Spoilers for later seasons of DS9 below:
From the series I gather that Cardassian culture loves conversation and talking and that the government has been repressive for quite some time. We hear about some Cardassian literature through Garak, which of questionable quality according to Bashir. That may just be due to cultural tastes, but another option is that this government approved, published literature isn’t actually the best that Cardassia has to offer. Perhaps the best literature in Cardassian society is actually oral literature.
In ASIT, Garak infers that Cardassians have better memory recall abilties than humans, which would allow them to remember oral literature even better than humans. And we managed to create great works of art via oral literature - most famously Homer. Oral literature would exist in no physical form - there’d be no way for the Obsidian Order to punish you unless they heard you speak the story aloud. Otherwise it would stay safe within your head. It’s also my headcanon that the Order is a bit more lenient with oral than with written literature. Oral literature can’t be mass distributed as easily as the written word, and is therefore treated as slightly less subversive.
This means that Cardassian society is full of storytellers, telling tales from days gone by - all the way back to the Hebitian era. They tell stories that don’t quite conform to the strict edicts of the state - stories that occasionally make fun of the talking heads screens, of the endless trials with their foregone conclusions. Even dark subject matter such as the Obsidian Order and its torturers comes up occasionally - usually presented with a dark Cardassian sense of humor. The truly accurate version of current events and of the long history of their world is told not in the written annals, but in the voices and memories of the ordinary people of Cardassia.
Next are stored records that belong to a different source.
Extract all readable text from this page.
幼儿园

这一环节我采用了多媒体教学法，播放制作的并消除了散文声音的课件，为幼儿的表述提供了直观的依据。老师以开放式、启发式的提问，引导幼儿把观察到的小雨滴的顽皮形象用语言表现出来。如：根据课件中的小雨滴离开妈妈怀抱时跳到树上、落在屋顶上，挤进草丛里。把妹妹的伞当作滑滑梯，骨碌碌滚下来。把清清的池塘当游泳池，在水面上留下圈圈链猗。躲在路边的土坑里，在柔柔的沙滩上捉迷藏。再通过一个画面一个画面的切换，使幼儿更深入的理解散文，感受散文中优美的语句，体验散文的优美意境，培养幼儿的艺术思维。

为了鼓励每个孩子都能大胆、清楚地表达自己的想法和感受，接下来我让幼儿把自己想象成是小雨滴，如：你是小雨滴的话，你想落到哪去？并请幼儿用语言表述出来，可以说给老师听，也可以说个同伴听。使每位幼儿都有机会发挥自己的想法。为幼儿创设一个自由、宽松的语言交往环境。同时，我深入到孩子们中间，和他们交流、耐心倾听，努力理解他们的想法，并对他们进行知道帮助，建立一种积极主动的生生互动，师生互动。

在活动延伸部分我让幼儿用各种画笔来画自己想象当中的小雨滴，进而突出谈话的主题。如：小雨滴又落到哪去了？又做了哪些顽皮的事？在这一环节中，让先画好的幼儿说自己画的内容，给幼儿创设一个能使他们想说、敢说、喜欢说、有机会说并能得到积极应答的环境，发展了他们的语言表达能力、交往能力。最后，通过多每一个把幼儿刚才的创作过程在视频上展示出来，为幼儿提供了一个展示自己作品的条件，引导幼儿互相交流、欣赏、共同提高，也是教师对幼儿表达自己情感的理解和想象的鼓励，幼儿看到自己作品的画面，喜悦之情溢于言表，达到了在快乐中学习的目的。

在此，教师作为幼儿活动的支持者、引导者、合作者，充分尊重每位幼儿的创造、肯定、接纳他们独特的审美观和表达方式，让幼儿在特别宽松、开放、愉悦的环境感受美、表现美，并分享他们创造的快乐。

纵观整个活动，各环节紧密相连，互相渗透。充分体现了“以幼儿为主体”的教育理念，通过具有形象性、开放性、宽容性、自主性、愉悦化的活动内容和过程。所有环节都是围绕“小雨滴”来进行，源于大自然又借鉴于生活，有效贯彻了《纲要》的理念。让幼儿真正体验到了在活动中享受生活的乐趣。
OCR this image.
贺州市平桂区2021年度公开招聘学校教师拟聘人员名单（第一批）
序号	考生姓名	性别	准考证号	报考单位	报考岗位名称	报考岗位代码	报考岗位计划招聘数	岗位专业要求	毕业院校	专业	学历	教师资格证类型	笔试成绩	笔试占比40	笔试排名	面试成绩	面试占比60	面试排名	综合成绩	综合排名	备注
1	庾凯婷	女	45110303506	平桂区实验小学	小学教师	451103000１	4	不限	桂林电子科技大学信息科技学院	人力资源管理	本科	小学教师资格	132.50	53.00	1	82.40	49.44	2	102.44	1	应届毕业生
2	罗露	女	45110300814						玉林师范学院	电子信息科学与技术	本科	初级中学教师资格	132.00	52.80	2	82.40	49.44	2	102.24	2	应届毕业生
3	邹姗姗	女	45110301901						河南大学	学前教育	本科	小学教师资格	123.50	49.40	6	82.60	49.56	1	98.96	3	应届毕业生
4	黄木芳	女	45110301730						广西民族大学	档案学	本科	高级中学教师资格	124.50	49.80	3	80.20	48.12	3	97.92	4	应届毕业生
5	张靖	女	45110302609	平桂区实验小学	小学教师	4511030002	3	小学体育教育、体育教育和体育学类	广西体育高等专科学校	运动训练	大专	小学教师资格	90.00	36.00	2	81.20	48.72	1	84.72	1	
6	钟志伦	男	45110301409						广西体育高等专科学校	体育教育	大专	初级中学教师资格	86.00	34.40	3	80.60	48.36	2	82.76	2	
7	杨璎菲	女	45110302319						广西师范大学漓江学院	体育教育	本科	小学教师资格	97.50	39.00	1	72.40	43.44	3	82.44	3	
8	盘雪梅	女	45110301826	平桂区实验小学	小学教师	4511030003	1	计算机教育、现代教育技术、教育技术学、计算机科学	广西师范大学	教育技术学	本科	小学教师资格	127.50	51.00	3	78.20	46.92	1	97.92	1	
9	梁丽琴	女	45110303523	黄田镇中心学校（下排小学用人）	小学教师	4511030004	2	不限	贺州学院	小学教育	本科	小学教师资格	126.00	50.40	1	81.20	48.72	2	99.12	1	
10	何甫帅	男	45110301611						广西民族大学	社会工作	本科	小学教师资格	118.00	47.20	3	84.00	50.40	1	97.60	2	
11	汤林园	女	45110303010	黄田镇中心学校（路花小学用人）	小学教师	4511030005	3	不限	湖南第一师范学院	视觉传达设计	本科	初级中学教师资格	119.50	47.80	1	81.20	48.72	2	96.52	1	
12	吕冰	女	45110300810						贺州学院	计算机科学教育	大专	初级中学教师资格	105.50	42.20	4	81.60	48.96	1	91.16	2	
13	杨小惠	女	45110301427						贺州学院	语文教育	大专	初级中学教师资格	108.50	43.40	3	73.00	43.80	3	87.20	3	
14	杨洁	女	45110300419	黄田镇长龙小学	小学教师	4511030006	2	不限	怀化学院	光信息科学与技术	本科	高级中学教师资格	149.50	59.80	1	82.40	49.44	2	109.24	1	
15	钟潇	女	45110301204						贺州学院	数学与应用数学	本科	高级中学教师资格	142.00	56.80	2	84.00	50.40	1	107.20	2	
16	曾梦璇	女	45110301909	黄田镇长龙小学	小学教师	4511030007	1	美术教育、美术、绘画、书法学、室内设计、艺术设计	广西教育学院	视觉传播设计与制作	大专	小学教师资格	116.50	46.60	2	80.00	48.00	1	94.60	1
And THIS makes the ending scene with Garak all the more poignant and heartbreaking. To lose 1 billion people (1/9th of the population of Prime according to a number I saw) is not only to lose scientific and artistic minds - it is to lose the stories, the histories carried in the minds of all the people. Whatever knowledge of Cardassia’s past they carried, whatever literature they knew is gone forever. When your cultures’ literature and history is all oral, to lose so much of the populace is an irreparable loss.